Double The Exposure
TL;DR
Patient portals and health apps are exploding. 78% of patients who were offered online access to their medical record used it in 2024, and 65% of those did so through a smartphone health app. That’s huge for digital health, but it also increases your HIPAA and cybersecurity risks. In this post, I break down what’s fueling this surge, the blind spots I see inside scaling health tech companies, and how to close the gaps before regulators or hackers find them first.
The Problem with Scaling
I’ve worked with health tech teams who have airtight security for EHR integrations.
Access controls, encryption, and breach notification all squared away.
Then they rolled out a new solution such as a patient portal and things started slipping.
The patient portal was built using a separate API stack.
It was managed by a different engineering team.
Their were no vendor security reviews.
Their was no risk assessment.
No new business associate agreements (BAAs) signed with app developers.

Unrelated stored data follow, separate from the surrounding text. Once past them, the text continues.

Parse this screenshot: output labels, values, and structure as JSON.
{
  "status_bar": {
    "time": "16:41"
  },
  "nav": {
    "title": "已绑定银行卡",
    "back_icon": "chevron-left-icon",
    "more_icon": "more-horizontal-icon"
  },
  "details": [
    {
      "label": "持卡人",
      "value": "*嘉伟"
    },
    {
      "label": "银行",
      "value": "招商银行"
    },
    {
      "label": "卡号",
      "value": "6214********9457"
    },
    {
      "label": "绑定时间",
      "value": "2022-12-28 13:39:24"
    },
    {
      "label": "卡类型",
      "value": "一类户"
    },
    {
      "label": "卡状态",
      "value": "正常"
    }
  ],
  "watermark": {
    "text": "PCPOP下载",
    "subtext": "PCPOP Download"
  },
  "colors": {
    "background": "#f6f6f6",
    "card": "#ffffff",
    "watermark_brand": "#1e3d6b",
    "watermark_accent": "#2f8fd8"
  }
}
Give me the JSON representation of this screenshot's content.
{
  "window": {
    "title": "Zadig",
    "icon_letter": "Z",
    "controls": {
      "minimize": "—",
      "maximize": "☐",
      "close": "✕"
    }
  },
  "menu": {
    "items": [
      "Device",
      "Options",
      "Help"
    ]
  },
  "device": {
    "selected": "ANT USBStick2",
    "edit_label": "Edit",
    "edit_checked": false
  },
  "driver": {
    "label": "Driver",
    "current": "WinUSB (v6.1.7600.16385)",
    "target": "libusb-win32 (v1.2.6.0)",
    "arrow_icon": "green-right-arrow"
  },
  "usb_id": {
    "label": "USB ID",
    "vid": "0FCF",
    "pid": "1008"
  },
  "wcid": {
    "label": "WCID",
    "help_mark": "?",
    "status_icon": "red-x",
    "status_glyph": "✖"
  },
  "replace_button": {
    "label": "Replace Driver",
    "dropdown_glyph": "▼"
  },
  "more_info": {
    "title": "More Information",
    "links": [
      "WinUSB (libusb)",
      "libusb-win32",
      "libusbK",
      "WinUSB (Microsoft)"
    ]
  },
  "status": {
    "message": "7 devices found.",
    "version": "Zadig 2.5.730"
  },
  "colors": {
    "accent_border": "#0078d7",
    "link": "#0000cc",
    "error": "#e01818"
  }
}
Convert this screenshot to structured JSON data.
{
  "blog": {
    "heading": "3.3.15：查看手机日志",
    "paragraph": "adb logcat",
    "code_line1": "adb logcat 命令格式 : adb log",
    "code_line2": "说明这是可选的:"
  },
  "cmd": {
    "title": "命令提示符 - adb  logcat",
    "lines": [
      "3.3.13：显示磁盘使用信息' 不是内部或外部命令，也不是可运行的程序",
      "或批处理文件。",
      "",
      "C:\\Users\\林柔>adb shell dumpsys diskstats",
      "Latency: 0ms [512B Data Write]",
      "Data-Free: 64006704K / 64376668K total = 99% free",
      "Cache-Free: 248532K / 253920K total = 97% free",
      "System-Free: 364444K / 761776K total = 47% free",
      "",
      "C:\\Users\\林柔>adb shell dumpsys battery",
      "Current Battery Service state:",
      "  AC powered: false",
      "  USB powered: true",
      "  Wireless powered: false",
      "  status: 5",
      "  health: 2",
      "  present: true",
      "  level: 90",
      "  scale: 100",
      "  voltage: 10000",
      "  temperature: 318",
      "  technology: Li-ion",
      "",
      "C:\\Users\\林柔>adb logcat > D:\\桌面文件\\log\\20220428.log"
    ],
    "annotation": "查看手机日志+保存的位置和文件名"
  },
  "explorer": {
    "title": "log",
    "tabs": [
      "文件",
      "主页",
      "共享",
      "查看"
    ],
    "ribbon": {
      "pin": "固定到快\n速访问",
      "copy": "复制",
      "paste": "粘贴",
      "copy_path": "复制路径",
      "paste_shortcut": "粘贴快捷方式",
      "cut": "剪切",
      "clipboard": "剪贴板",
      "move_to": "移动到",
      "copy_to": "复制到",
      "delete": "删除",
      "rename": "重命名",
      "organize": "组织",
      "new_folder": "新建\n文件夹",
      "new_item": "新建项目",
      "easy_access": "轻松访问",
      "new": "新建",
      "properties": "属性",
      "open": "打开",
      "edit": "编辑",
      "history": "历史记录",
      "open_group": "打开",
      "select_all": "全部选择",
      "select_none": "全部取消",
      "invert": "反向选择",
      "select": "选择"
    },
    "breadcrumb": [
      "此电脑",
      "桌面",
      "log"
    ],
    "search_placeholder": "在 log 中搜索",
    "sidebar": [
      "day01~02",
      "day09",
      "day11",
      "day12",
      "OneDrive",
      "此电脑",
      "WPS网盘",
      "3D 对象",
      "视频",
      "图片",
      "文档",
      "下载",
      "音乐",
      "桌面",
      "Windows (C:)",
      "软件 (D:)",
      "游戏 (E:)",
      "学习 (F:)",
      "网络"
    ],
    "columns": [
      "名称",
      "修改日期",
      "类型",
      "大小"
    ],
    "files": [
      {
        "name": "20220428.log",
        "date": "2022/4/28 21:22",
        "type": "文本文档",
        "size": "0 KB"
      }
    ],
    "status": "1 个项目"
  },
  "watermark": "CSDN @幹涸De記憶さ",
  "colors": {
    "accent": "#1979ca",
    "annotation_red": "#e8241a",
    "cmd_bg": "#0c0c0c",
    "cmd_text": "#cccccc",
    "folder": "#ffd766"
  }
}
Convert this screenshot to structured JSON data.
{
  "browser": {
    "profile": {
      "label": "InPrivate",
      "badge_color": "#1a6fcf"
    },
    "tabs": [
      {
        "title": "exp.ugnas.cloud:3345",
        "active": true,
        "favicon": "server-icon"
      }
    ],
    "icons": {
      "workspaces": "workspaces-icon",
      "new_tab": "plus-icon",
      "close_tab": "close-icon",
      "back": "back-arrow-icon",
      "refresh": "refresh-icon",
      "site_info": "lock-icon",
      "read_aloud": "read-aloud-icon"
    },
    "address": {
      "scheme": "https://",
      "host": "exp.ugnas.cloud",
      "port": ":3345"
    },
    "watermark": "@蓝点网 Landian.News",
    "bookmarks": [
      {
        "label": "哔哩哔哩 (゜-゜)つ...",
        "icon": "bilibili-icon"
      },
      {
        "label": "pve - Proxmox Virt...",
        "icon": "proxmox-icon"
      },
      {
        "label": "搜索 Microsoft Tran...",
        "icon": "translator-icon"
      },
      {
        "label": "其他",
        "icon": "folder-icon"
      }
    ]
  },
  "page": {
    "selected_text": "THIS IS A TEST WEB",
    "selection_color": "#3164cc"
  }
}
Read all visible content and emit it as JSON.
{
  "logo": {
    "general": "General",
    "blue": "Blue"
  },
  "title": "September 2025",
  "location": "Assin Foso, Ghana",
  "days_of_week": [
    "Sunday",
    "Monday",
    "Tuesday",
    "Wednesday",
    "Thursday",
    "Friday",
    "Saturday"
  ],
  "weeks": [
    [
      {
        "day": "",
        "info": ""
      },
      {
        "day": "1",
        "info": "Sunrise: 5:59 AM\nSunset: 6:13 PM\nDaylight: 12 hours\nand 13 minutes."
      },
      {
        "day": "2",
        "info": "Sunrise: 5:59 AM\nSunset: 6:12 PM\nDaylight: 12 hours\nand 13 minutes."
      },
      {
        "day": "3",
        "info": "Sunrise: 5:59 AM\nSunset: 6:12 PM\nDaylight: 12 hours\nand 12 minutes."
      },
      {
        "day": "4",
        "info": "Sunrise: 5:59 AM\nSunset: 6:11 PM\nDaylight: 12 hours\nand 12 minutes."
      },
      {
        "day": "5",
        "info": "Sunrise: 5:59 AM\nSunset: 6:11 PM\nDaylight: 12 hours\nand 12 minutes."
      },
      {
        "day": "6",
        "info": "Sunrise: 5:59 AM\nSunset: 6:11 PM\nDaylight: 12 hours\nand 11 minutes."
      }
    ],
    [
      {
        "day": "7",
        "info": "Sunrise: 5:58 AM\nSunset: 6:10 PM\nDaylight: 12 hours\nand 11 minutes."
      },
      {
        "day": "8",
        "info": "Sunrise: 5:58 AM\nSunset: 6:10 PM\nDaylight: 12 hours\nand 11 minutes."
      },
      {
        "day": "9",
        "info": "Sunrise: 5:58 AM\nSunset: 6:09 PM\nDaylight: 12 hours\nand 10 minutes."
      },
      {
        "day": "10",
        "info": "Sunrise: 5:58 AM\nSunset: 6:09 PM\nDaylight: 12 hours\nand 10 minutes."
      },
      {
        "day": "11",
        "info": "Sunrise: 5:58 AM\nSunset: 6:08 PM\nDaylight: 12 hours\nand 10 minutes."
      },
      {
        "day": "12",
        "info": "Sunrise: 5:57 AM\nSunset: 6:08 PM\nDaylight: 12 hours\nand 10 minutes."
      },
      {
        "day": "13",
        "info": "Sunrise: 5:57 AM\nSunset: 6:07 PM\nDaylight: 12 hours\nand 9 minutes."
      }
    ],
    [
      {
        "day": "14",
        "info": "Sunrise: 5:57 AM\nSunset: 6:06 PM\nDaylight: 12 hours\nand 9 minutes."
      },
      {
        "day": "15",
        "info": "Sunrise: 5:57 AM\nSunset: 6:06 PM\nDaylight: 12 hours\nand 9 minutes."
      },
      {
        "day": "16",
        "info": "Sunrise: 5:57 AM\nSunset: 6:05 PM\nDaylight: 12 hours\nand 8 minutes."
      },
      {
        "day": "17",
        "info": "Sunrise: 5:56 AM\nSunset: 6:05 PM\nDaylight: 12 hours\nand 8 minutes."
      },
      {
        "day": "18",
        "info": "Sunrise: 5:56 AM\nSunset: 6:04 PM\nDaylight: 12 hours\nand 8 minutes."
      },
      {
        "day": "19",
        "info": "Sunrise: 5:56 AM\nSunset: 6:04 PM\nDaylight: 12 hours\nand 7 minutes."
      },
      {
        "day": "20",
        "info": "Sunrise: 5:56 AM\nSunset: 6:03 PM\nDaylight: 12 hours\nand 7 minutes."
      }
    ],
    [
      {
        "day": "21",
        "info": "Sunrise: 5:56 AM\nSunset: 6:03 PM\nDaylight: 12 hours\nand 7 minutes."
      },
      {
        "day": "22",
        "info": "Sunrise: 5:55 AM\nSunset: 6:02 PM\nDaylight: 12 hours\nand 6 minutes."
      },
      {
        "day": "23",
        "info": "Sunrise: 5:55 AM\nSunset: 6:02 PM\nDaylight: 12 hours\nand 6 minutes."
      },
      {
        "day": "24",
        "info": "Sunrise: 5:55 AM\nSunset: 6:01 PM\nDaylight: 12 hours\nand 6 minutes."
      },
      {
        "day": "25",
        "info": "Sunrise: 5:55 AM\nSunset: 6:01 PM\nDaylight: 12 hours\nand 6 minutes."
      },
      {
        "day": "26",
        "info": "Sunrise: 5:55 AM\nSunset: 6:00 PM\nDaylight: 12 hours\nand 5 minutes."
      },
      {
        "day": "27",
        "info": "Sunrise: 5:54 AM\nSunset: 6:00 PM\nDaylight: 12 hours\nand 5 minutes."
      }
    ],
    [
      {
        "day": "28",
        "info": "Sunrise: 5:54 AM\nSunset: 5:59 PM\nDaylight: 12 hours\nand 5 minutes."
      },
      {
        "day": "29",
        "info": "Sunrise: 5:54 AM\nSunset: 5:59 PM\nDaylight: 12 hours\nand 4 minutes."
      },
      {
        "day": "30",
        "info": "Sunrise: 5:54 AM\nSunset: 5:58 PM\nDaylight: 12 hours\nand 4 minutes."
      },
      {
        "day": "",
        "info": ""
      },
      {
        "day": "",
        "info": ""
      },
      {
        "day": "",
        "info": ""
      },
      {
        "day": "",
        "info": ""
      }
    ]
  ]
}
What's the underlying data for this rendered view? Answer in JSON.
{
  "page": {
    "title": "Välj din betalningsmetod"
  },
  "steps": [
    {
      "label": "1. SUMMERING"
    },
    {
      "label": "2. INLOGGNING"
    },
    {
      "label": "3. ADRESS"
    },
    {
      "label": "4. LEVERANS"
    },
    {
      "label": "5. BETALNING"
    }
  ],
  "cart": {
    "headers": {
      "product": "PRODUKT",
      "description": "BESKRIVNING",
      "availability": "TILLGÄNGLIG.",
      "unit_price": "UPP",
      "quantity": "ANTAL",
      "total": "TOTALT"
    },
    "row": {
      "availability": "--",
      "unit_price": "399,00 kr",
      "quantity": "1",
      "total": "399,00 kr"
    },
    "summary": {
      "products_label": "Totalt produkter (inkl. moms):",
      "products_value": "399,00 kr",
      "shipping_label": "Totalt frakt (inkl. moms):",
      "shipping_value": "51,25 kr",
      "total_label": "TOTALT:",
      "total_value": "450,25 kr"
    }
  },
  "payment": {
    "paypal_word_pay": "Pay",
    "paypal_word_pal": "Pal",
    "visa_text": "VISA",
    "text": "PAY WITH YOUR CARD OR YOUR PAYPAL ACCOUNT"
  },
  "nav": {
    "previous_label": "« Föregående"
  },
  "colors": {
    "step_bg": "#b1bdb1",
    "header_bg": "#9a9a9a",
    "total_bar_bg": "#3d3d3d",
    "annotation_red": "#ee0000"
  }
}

(Yes, your contractors that manage systems with PHI need to sign BAAs.)
In short, they were scaling fast with a few missteps.
How Patient Portals & Health Apps Escalate Your Risk
Patient portal use has nearly doubled over the last decade according to the Office of the Assistant Secretary for Technology Policy.
Mobile health app use is booming too.
Nearly 60% of patients now use a health app to manage care.
That’s great for outcomes.
But bad for risk.
PHI isn’t just in one place anymore.
It’s flying across systems, APIs, vendors, and devices.
And that’s where HIPAA compliance breaks.
Most health tech teams build compliance around their core product.
The patient portal.
The telehealth platform.
The first EHR integration.
But as the company grows, PHI doesn’t stay there.
It spreads.
It flows through mobile apps, billing platforms, analytics, and IoT.
If your HIPAA program wasn’t built to protect all of that, you’re exposed.
Even if your flagship product is air tight.
This is exactly why I push teams to run the HIPAA Exposure Audit.
It shows you if your compliance posture actually matches the way your data moves today.
👉 Grab the self-guide here
What This Looks Like on the Inside
Here’s what I’ve seen inside fast-growing health tech companies:
❌ BAAs missing for new vendors receiving PHI.
❌ No dual auth on the patient portal side.
❌ Logs aren't stored long enough.
❌ No risk assessment completed to identify risks from mobile or FHIR integrations.
And when hackers hit.
OCR won’t only investigate the new app.
They’ll comb through everything, including your flagship product.
Scaling Patient Engagement Without Sacrificing Security
So how should a health tech leader address this?
✅ Extend Security Oversight
Get your vCISO or compliance lead in the room before patient-facing code gets green-lit.
✅ Lock Down Third-Parties
Update your vendor list, ensure BAAs are current, and validate security controls.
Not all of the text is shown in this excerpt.